Dr Benjamin Piper, Member of the Global Education Evidence Advisory Panel (GEEAP) and Gates Foundation, has charged African countries to promote evidence-based instruction to enable more children to become skilled readers.
He said this was crucial as data indicate that seven in 10 children in low and middle-income countries could not read with understanding.
Dr Piper made the call on the sidelines at the 2025 Triennale Association for the Development of Education in Africa (ADEA Triennale), in Ghana.
It was on the theme: “Strengthening Evidence Systems and Use: Pathways to Improving Foundational Learning Outcomes in Africa”.
Estimates from the Unite Nations Educational Scientific and Cultural Organisation (UNESCO), the agency of the United Nations that promotes international cooperation in education, science, and culture, reveal that four out five children aged 10 in Africa cannot read and comprehend a simple text.

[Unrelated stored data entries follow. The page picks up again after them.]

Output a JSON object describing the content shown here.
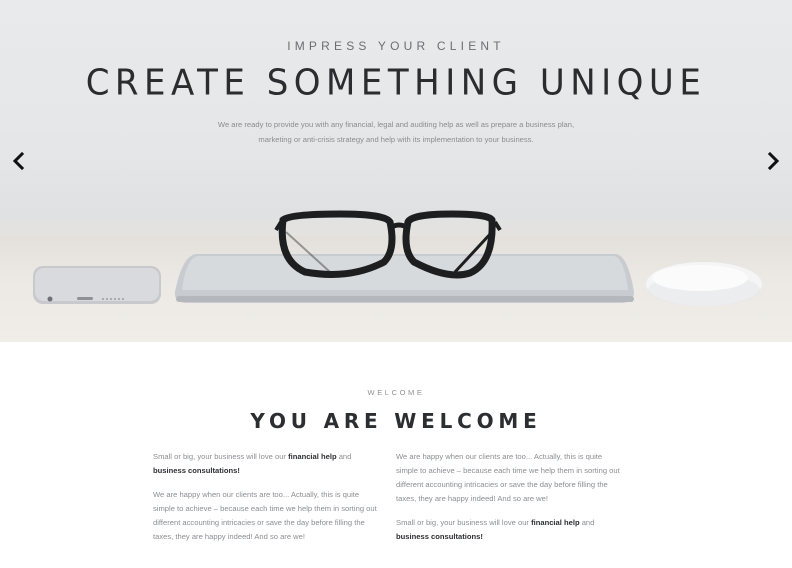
{
  "hero": {
    "subtitle": "IMPRESS YOUR CLIENT",
    "title": "CREATE SOMETHING UNIQUE",
    "lead_line1": "We are ready to provide you with any financial, legal and auditing help as well as prepare a business plan,",
    "lead_line2": "marketing or anti-crisis strategy and help with its implementation to your business.",
    "prev_icon": "chevron-left-icon",
    "next_icon": "chevron-right-icon"
  },
  "welcome": {
    "eyebrow": "WELCOME",
    "title": "YOU ARE WELCOME",
    "left": {
      "p1_text": "Small or big, your business will love our ",
      "p1_bold1": "financial help",
      "p1_mid": " and ",
      "p1_bold2": "business consultations!",
      "p2_text": "We are happy when our clients are too... Actually, this is quite simple to achieve – because each time we help them in sorting out different accounting intricacies or save the day before filling the taxes, they are happy indeed! And so are we!"
    },
    "right": {
      "p1_text": "We are happy when our clients are too... Actually, this is quite simple to achieve – because each time we help them in sorting out different accounting intricacies or save the day before filling the taxes, they are happy indeed! And so are we!",
      "p2_text": "Small or big, your business will love our ",
      "p2_bold1": "financial help",
      "p2_mid": " and ",
      "p2_bold2": "business consultations!"
    }
  }
}
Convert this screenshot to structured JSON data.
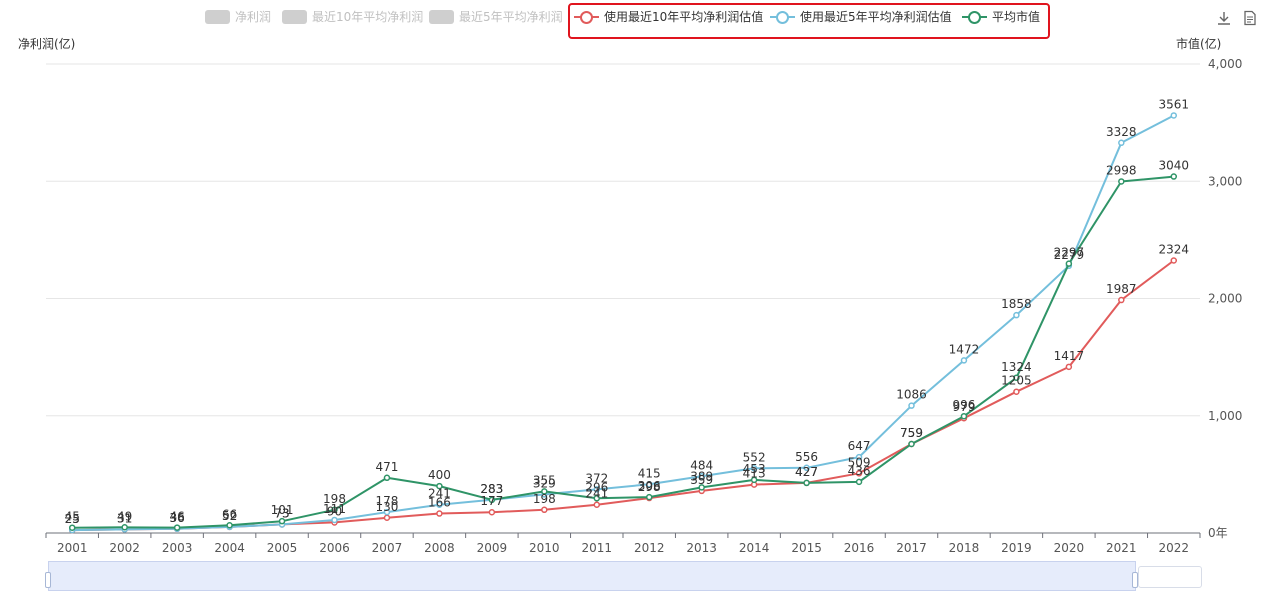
{
  "legend": {
    "items": [
      {
        "label": "净利润",
        "active": false
      },
      {
        "label": "最近10年平均净利润",
        "active": false
      },
      {
        "label": "最近5年平均净利润",
        "active": false
      },
      {
        "label": "使用最近10年平均净利润估值",
        "active": true,
        "color": "#e15b5b"
      },
      {
        "label": "使用最近5年平均净利润估值",
        "active": true,
        "color": "#74bfdc"
      },
      {
        "label": "平均市值",
        "active": true,
        "color": "#2f9467"
      }
    ]
  },
  "toolbar": {
    "download_icon": "download-icon",
    "data_view_icon": "document-icon"
  },
  "chart_data": {
    "type": "line",
    "left_axis_name": "净利润(亿)",
    "right_axis_name": "市值(亿)",
    "x": [
      "2001",
      "2002",
      "2003",
      "2004",
      "2005",
      "2006",
      "2007",
      "2008",
      "2009",
      "2010",
      "2011",
      "2012",
      "2013",
      "2014",
      "2015",
      "2016",
      "2017",
      "2018",
      "2019",
      "2020",
      "2021",
      "2022"
    ],
    "right_ticks": [
      "0年",
      "1,000",
      "2,000",
      "3,000",
      "4,000"
    ],
    "ylim": [
      0,
      4000
    ],
    "grid": true,
    "series": [
      {
        "name": "使用最近10年平均净利润估值",
        "color": "#e15b5b",
        "values": [
          25,
          31,
          36,
          52,
          73,
          90,
          130,
          166,
          177,
          198,
          241,
          298,
          359,
          413,
          427,
          509,
          759,
          979,
          1205,
          1417,
          1987,
          2324
        ]
      },
      {
        "name": "使用最近5年平均净利润估值",
        "color": "#74bfdc",
        "values": [
          25,
          31,
          36,
          52,
          73,
          111,
          178,
          241,
          283,
          329,
          372,
          415,
          484,
          552,
          556,
          647,
          1086,
          1472,
          1858,
          2279,
          3328,
          3561
        ]
      },
      {
        "name": "平均市值",
        "color": "#2f9467",
        "values": [
          45,
          49,
          46,
          66,
          101,
          198,
          471,
          400,
          283,
          355,
          296,
          306,
          389,
          453,
          427,
          436,
          759,
          996,
          1324,
          2297,
          2998,
          3040
        ]
      }
    ]
  }
}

Dr. Piper said learning to read was fundamental to human dignity, freedom, and development. Literacy serves as the foundation for all learning and significantly expands opportunities throughout life.
Highlighting the importance of literacy, he noted that the challenge of poor policy implementation by policymakers and teachers not using the right approach to teach among others was the cause of this global crisis.

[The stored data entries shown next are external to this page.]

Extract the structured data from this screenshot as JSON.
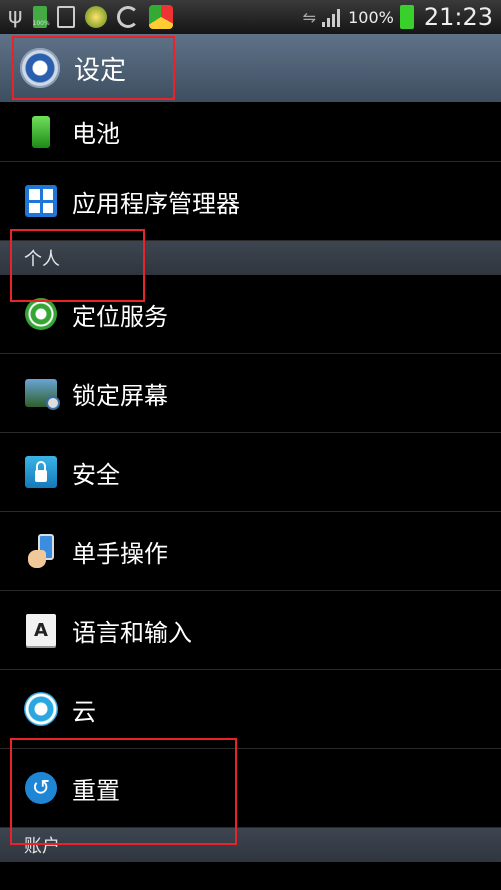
{
  "status_bar": {
    "battery_small_label": "100%",
    "battery_percent": "100%",
    "time": "21:23",
    "icons": [
      "usb-icon",
      "battery-small-icon",
      "document-icon",
      "green-app-icon",
      "moon-icon",
      "chrome-icon",
      "sync-icon",
      "signal-icon",
      "battery-icon"
    ]
  },
  "header": {
    "title": "设定"
  },
  "items": [
    {
      "label": "电池",
      "icon": "battery-icon"
    },
    {
      "label": "应用程序管理器",
      "icon": "apps-grid-icon"
    }
  ],
  "section_personal": {
    "label": "个人"
  },
  "personal_items": [
    {
      "label": "定位服务",
      "icon": "location-icon"
    },
    {
      "label": "锁定屏幕",
      "icon": "lockscreen-icon"
    },
    {
      "label": "安全",
      "icon": "lock-icon"
    },
    {
      "label": "单手操作",
      "icon": "one-hand-icon"
    },
    {
      "label": "语言和输入",
      "icon": "language-icon"
    },
    {
      "label": "云",
      "icon": "cloud-icon"
    },
    {
      "label": "重置",
      "icon": "reset-icon"
    }
  ],
  "section_accounts": {
    "label": "账户"
  },
  "colors": {
    "accent_header": "#4f6277",
    "highlight": "#e8242a",
    "section_bg": "#353c45"
  }
}
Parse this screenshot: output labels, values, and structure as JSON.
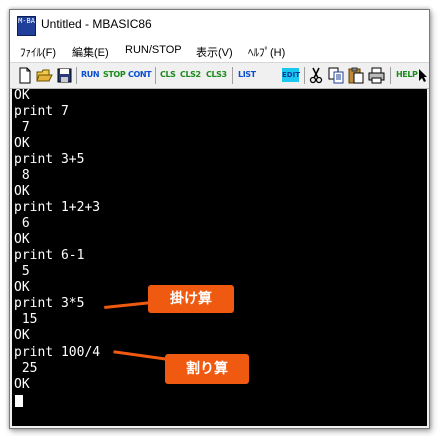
{
  "window": {
    "title": "Untitled - MBASIC86",
    "icon_label": "M-BA"
  },
  "menu": {
    "items": [
      "ﾌｧｲﾙ(F)",
      "編集(E)",
      "RUN/STOP",
      "表示(V)",
      "ﾍﾙﾌﾟ(H)"
    ]
  },
  "toolbar": {
    "run": "RUN",
    "stop": "STOP",
    "cont": "CONT",
    "cls": "CLS",
    "cls2": "CLS2",
    "cls3": "CLS3",
    "list": "LIST",
    "edit": "EDIT",
    "help": "HELP"
  },
  "terminal": {
    "lines": [
      "OK",
      "print 7",
      " 7",
      "OK",
      "print 3+5",
      " 8",
      "OK",
      "print 1+2+3",
      " 6",
      "OK",
      "print 6-1",
      " 5",
      "OK",
      "print 3*5",
      " 15",
      "OK",
      "print 100/4",
      " 25",
      "OK"
    ]
  },
  "annotations": {
    "multiply": "掛け算",
    "divide": "割り算"
  },
  "colors": {
    "terminal_bg": "#000000",
    "terminal_fg": "#ffffff",
    "callout": "#ef5a10",
    "toolbar_blue": "#0a4fd0",
    "toolbar_green": "#1a8a1a",
    "edit_bg": "#1ac8ef"
  }
}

Dr Piper explained that to make progress in this regard there was the need for countries to focus on three priority areas, by aligning instruction with evidence, explicitly, systematically and comprehensively teaching all reading skills.
“To develop these skills, children needed to be explicitly taught oral language skills, phonological awareness, systematic phonics instruction, reading fluency, reading comprehension strategies, and writing skills,” he stated.

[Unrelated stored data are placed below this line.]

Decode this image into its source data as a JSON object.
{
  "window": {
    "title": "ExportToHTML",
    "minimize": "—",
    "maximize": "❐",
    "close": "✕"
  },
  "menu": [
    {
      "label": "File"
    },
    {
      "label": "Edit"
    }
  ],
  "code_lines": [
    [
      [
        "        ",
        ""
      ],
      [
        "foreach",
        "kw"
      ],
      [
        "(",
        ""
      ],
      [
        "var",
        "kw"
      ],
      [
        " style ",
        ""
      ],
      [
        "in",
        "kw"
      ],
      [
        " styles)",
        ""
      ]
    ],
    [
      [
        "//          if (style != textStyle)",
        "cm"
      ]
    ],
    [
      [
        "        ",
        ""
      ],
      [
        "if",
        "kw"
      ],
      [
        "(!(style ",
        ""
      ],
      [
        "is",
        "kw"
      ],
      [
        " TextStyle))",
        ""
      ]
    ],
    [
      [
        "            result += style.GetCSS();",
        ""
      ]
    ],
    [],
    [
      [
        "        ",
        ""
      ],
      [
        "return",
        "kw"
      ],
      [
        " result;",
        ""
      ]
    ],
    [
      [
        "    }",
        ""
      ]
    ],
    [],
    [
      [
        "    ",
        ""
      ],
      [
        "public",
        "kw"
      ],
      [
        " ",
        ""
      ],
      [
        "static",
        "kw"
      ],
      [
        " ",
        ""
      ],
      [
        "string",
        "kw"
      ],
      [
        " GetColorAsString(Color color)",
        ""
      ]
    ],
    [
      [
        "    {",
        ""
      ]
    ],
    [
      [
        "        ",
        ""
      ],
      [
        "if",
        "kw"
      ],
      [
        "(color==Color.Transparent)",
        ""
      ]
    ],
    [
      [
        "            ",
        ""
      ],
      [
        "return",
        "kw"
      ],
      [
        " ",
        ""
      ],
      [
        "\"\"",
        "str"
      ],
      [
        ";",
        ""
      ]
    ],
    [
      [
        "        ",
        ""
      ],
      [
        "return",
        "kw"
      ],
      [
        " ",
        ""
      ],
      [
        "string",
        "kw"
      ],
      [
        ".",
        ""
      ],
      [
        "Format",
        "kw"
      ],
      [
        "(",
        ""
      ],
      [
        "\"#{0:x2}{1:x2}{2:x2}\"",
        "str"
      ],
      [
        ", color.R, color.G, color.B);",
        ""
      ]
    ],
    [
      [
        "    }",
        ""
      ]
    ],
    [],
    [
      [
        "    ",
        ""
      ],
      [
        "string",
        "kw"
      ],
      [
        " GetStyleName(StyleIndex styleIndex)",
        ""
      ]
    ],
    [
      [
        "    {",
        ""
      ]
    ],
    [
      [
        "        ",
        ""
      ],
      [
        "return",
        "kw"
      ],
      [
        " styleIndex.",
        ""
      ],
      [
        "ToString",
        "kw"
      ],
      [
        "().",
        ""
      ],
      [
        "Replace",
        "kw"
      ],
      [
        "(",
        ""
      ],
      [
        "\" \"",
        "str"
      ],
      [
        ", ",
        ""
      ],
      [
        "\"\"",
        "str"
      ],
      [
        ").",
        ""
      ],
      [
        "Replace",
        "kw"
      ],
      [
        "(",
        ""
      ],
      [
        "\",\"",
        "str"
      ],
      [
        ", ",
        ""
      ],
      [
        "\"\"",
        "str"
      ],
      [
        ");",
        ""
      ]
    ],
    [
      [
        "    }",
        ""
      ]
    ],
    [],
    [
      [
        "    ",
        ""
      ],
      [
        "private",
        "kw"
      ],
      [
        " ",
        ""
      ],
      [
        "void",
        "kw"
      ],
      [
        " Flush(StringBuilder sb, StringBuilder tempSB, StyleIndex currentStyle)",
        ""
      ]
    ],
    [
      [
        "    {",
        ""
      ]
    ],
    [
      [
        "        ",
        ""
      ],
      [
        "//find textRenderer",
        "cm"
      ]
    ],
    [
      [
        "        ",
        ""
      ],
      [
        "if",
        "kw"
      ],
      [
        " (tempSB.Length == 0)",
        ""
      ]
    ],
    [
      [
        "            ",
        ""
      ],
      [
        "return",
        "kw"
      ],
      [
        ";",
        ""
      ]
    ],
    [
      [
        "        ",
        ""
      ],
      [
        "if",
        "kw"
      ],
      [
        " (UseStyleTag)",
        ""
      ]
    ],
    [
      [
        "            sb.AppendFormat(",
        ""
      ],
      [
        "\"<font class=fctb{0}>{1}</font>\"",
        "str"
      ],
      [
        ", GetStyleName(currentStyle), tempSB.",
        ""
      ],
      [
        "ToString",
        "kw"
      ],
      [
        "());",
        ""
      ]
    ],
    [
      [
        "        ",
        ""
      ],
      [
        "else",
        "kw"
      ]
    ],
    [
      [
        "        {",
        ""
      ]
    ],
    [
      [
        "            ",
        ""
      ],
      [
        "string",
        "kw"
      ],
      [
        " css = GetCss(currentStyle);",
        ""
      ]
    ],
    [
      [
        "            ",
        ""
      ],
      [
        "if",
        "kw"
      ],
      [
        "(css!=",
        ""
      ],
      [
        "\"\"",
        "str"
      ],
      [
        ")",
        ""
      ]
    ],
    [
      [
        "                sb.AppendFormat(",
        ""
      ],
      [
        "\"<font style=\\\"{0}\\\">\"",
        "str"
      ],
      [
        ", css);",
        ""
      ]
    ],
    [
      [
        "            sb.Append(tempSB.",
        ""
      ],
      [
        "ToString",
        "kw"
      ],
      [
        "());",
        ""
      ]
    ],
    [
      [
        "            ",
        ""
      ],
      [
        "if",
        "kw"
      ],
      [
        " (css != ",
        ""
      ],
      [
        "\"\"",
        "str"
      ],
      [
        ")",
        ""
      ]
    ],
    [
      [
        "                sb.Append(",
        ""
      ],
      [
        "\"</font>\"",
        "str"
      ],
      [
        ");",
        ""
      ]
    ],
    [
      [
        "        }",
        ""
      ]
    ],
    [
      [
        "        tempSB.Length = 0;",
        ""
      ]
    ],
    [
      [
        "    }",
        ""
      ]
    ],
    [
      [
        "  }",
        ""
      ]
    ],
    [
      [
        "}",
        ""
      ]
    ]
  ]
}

The event saw the launch of the “Effective Reading Instruction in Low- and Middle-Income Countries: What the Evidence Shows”, report.
The new report identified the key skills pupils must learn and what teachers must learn to effectively support the acquisition of literacy.
A study that analysed data from early grade reading assessments (EGRAs) from over 500,000 students across 48 LMICs in 96 languages revealed the depth of the crisis: it showed that after three years of schooling, over 90 per cent of students can’t identify letter names or letter sounds or read simple words at expected levels.
Dr Piper said this called for investing in proven reading methods during children’s early school years, which could likely reduce the need for expensive remedial programmes later, decrease grade repetition, and lower dropout rates.
He said it was also important to support teachers with practical tools, high quality teaching materials, practical, skills-based training, and ongoing professional development.
Dr Piper said: “Instruction must be tailored to meet students at their current learning level, ensuring that struggling readers receive foundational support before moving to advanced skills.
For those struggling, specific adaptations can include individualized or small-group support, multi-sensory approaches and accessible instructional materials.”
He, thus, urged education policymakers to promote evidence-based instruction by making a national commitment, choosing appropriate languages of instruction, delivering explicit, systematic and comprehensive reading instruction, adapting instruction to language characteristics, and focusing on effective implementation to enable more children to become skilled readers.

He urged countries to visit the Global Education Evidence Advisory Panel webpage for more details on the report.
The GEEAP is an independent, multidisciplinary panel of leading global experts in education evidence and policymaking that is co-hosted by the UK’s Foreign, Commonwealth & Development Office (FCDO), UNICEF and the World Bank.